Used as a filming location for Pasolini’s The Gospel According to St. Matthew or The Passion of the Christ thanks to its strong resemblance to ancient Jerusalem, Matera in southern Italy is believed to be Europe’s oldest continually-habited settlement.

Outside of the cave dwellings carved into the rock which form the residences and hotels you’ll find in the old town’s Sassi districts today, the city is surrounded by caves that have been dated as far back as 7000 BC, to the Neolithic and even the Paleolothic eras.

You can see traces of prehistoric settlements and and Neolithic graveyards and villages in the Murgia Materana regional park surrounding the city.

Caves dating back to the Neolithic area surround the ancient city of Matera. Photo by Filippo MONTEFORTE / AFP.

Sardinia’s nuraghi

Sardinia’s Nuragic civilisation lasted from around 1,800 BC in the Bronze Age to Roman invasion and colonisation in around the first century BC, but today few traces of it remain beyond the stone structures – nuraghes or nuraghi in Italian – from which it takes its name.

READ ALSO: Five surprising facts you didn’t know about Rome

Around 7,000 nuraghi, truncated cone-like edifices made from stacked stones and boulders, dot the island’s landscape. Historians debate their function: they might have served as fortresses, residences, temples, astronomical observatories, or a combination of any of these.
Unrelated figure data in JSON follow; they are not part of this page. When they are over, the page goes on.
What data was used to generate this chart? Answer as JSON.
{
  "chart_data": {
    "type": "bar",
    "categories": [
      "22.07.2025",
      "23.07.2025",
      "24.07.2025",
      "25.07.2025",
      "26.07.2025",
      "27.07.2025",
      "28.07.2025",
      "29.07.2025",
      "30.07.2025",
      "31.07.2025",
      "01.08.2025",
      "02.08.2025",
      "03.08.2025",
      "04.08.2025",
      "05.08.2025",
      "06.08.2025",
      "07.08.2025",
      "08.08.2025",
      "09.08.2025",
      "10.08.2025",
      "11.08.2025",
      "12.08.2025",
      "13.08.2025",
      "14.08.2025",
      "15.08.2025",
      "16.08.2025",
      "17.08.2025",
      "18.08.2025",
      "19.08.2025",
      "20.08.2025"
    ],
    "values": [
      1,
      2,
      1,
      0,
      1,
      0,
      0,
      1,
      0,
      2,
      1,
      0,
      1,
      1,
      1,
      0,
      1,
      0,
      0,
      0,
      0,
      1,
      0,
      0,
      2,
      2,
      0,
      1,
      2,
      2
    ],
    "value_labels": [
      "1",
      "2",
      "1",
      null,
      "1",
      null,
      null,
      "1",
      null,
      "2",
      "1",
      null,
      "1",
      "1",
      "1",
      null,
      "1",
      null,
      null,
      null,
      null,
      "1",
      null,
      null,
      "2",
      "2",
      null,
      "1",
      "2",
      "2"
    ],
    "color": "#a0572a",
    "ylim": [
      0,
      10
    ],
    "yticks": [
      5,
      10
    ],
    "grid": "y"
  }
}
The Su Nuraxi di Barumini nuraghe complex in the south of the island is a UNESCO World Heritage-listed site, and is considered one of the best examples of the architecture.

An aerial view of Nuraghe Arrabiu, one of the largest nuraghi on Sardinia. Photo by Joran Quinten on Unsplash

Valcamonica’s pre-historic stone carvings

In Italy’s mountainous northern Lombardy region you can find one of the world’s largest collections of petroglyphs, or rock carvings, spanning eight millennia and dating as far back as the Epipaleolithic era, around 10,000 years ago.

The 300,000-odd carvings, found in multiple locations across the 90km-long valley, were Italy’s first recognised World Heritage site, coming under UNESCO protection in 1979.

Today, there are eight archeological parks you can visit to see the engravings in person, with the 140 rocks in the Naquane National Park of Rock Engravings considered some of the best preserved.

A British Museum employee dusts a carved stone dated 2,500 BC, from Capo di Ponte, Valcamonica, for a 2022 exhibition. Photo by Daniel LEAL / AFP.

Agrigento’s Valley of the Temples

From architecture to military strategy, the Romans were heavily influenced by the Greeks – which is no surprise considering that large parts of southern Italy were once part of ancient Greece.

‘Magna Grecia’, ‘Great[er] Greece’ as the Romans called it, started being settled by the Greeks from around the eighth century BC, and at its height stretched across modern-day Sicily, Calabria, Puglia, Campania and Basilicata.

READ ALSO: Did you know…? These parts of Italy were once part of ancient Greece

Scattered across southern Italy are the remains of Greek settlements, including soaring temples and ancient theatres.

One of the most renowned and impressive examples of these is the Sicilian city of Agrigento’s ‘Valley of Temples’, where you’ll find seven temples within just a few miles of each other.